As Medicare payments are reduced and delayed, there are more doctors who choose to relate directly to their patients with regard to payment, and they either opt out of Medicare (in states such as Florida and California where there are large numbers of Medicare patients) or refuse to take new Medicare patients (in states elsewhere).

One form of opting out of Medicare is to have a concierge practice where the patient pays the doctor a global fee for Medicare delivered by that doctor in the office, nursing home or hospital. Medicare isn’t charged at all by the concierge doctor for this care except when care is rendered by another doctor (referrals, hospital care, etc.). A concierge doctor can charge a high global fee that covers all of the care he renders to a patient or a lower global fee for “wellness” care, annual physical, online services to book appointments, track test results, a computerized device containing the patient’s medical history, etc. With this arrangement the concierge doctor will bill Medicare for any care of the patient that involves illness.
Because Obamacare covers wellness physicals, this option may become obsolete.
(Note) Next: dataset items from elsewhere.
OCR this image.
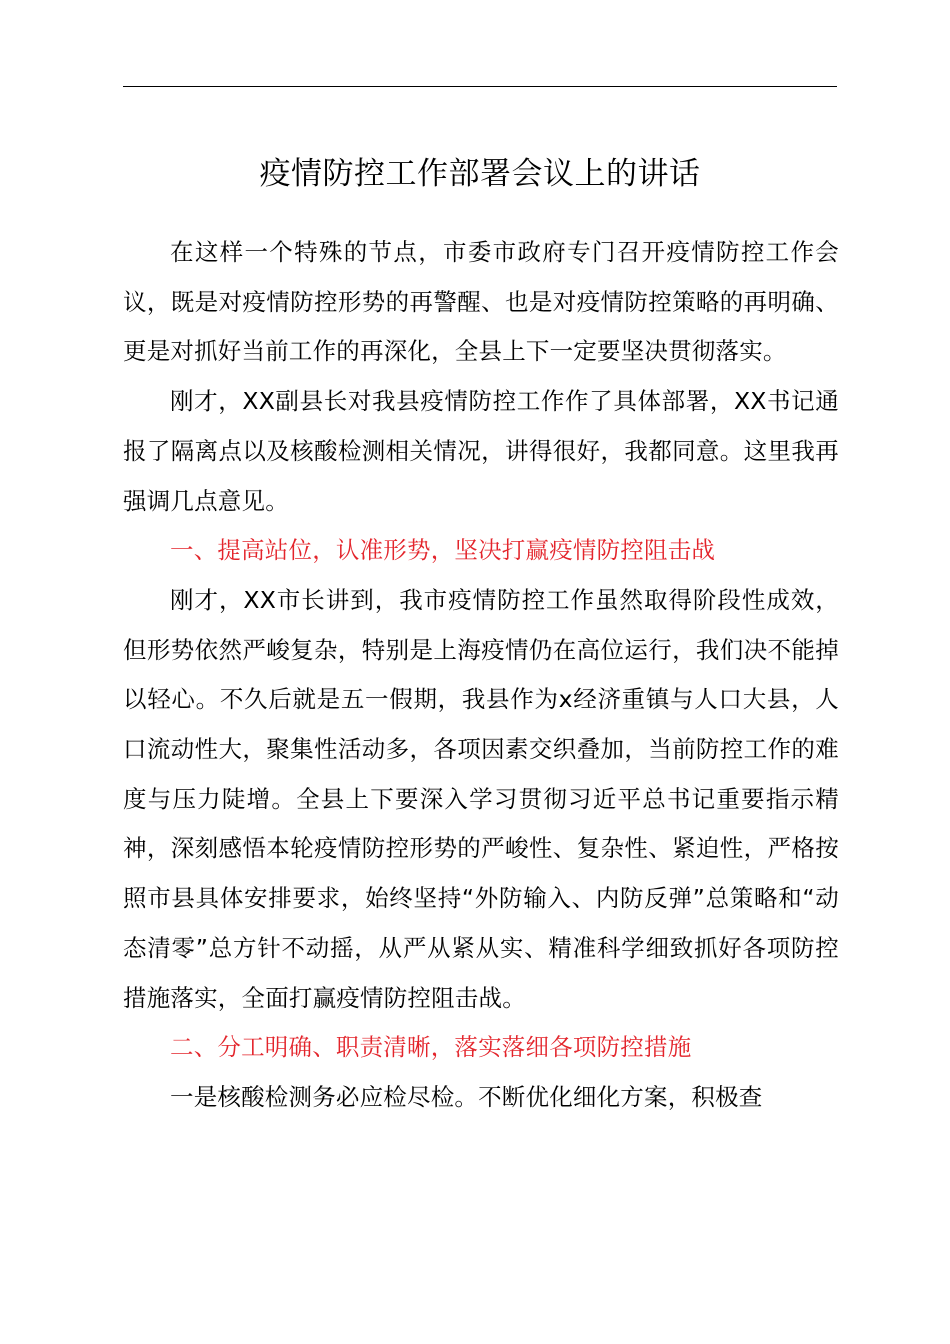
疫情防控工作部署会议上的讲话

在这样一个特殊的节点，市委市政府专门召开疫情防控工作会议，既是对疫情防控形势的再警醒、也是对疫情防控策略的再明确、更是对抓好当前工作的再深化，全县上下一定要坚决贯彻落实。

刚才，XX副县长对我县疫情防控工作作了具体部署，XX书记通报了隔离点以及核酸检测相关情况，讲得很好，我都同意。这里我再强调几点意见。

一、提高站位，认准形势，坚决打赢疫情防控阻击战

刚才，XX市长讲到，我市疫情防控工作虽然取得阶段性成效，但形势依然严峻复杂，特别是上海疫情仍在高位运行，我们决不能掉以轻心。不久后就是五一假期，我县作为x经济重镇与人口大县，人口流动性大，聚集性活动多，各项因素交织叠加，当前防控工作的难度与压力陡增。全县上下要深入学习贯彻习近平总书记重要指示精神，深刻感悟本轮疫情防控形势的严峻性、复杂性、紧迫性，严格按照市县具体安排要求，始终坚持“外防输入、内防反弹”总策略和“动态清零”总方针不动摇，从严从紧从实、精准科学细致抓好各项防控措施落实，全面打赢疫情防控阻击战。

二、分工明确、职责清晰，落实落细各项防控措施

一是核酸检测务必应检尽检。不断优化细化方案，积极查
On Longboat Key, 60% to 80% of patients seen are Medicare patients, and two-thirds are snowbirds. It isn’t realistic in today’s medical/financial climate to have Medicare and secondaries hang on to 10% to 15% of revenues for three-to-six months. The numbers disparity in winter/summer is even more exaggerated on the barrier islands than on the mainland. The recession had contributed to a 25% to 30% reduction in office visits in general. The BP oil spill created a disastrous reduction in tourism throughout coastal Florida that further contributes to the lack of revenue in an area where Medicare shortfalls are subsidized by tourist dollars. So, the business of medicine is affected by these economic forces in the same way that they affect all business on Longboat Key.

Dr. Pamela J. Letts, of Centre Shops Family Practice & Urgent Care, is a board certified family physician and has been practicing on Longboat since 1996.